Milrinone does not significantly interfere with most standard laboratory tests. However, it can occasionally cause a false elevation in the readings of certain types of cardiac monitors if they are not calibrated for patients on inotropic support. It may also lead to changes in serum potassium and platelet counts, which will be reflected in lab results.

> Important: Tell your doctor about ALL medications, supplements, and herbal products you are taking, including those for blood pressure or rhythm control.

There is no documented cross-sensitivity between Milrinone and other classes of heart medications like ACE inhibitors or Beta-blockers. However, patients who have had a reaction to Inamrinone (an older PDE3 inhibitor) should be monitored closely, although the chemical structures are distinct enough that an allergy to one does not guarantee an allergy to the other.

> Important: Your healthcare provider will evaluate your complete medical history, including any history of heart valve problems or kidney disease, before prescribing Milrinone.

Pediatric Use

Safety and effectiveness in pediatric patients have not been established by the FDA. Despite this, Milrinone is a 'standard of care' in pediatric cardiac ICUs.

• Pharmacokinetics in Children: Studies have shown that infants and children clear Milrinone more rapidly than adults. Therefore, they may require higher maintenance doses on a mcg/kg basis.
• Dosing: Pediatric dosing is usually calculated by specialized pharmacists and cardiologists.

Clinical studies of Milrinone did not include sufficient numbers of subjects aged 65 and over to determine whether they respond differently from younger subjects. However, the primary concern in the elderly is renal clearance.

• Kidney Function: Since the elderly are more likely to have decreased renal function, dose selection should be cautious, typically starting at the low end of the dosing range (0.375 mcg/kg/min).
• Monitoring: Frequent monitoring of renal function is mandatory in geriatric patients.

Renal impairment significantly prolongs the half-life of Milrinone.

• Dose Adjustment: In patients with a Creatinine Clearance (CrCl) of 30 mL/min, the half-life increases from 2 hours to approximately 6 hours.
• Dialysis: Milrinone is not significantly removed by hemodialysis. Patients on dialysis require the most conservative dosing (e.g., 0.20 mcg/kg/min).

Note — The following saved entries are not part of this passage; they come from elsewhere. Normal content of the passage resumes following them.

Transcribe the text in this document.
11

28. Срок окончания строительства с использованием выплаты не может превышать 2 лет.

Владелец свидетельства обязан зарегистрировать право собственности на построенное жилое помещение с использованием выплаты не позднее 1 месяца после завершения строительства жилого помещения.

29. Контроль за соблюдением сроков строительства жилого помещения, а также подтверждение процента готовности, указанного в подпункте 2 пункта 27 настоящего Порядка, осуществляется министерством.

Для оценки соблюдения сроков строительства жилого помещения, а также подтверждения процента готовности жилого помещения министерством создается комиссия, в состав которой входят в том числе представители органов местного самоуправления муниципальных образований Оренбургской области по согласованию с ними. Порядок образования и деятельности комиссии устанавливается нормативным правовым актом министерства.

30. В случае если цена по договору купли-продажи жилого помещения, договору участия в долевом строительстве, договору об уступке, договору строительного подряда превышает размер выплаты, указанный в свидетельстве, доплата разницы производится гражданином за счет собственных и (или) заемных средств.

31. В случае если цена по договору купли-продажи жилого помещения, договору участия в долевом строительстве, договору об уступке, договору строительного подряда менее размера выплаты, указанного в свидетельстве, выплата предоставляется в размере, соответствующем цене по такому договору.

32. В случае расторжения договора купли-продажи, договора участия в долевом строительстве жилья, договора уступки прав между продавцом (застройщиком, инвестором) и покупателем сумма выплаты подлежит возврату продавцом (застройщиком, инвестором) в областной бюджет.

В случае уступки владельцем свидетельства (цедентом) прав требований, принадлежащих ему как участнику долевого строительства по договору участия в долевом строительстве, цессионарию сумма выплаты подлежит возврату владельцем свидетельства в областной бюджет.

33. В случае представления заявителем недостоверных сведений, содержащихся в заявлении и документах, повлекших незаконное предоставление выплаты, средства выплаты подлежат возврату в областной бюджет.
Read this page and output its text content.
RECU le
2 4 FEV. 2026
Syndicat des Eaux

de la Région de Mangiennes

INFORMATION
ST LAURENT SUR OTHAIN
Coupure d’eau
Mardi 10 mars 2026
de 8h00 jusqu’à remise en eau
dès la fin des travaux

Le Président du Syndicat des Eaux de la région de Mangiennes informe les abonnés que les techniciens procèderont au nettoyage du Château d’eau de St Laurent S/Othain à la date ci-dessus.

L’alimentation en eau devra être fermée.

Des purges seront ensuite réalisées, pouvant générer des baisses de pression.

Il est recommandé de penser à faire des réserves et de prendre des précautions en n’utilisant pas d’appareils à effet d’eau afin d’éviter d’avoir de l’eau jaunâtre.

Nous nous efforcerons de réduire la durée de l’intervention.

While no specific dose adjustment is required for liver disease, patients with 'cardiac cirrhosis' (liver damage caused by chronic heart failure) may have complex fluid and electrolyte issues that require careful management during Milrinone therapy.

> Important: Special populations require individualized medical assessment and often require care in a specialized cardiac intensive care unit.

| Parameter | Value |

|---|---|

| Bioavailability | 100% (Intravenous) |

| Protein Binding | 70% |

| Half-life | 2.3 hours (Normal Renal) |

| Tmax | Immediate (IV) |

| Metabolism | 12% Hepatic (O-glucuronide) |

| Excretion | Renal 83% (Unchanged) |

• Molecular Formula: C12H9N3O
• Molecular Weight: 211.22 g/mol
• Solubility: Slightly soluble in water; soluble in dimethyl sulfoxide.
• Structure: It is a member of the bipyridine class of compounds, chemically distinct from digitalis glycosides and catecholamines.

Milrinone is a Phosphodiesterase-3 Inhibitor and an Inodilator. It is functionally similar to Inamrinone (which is no longer widely used) and Cilostazol (though Cilostazol is used for peripheral vascular disease rather than acute heart failure).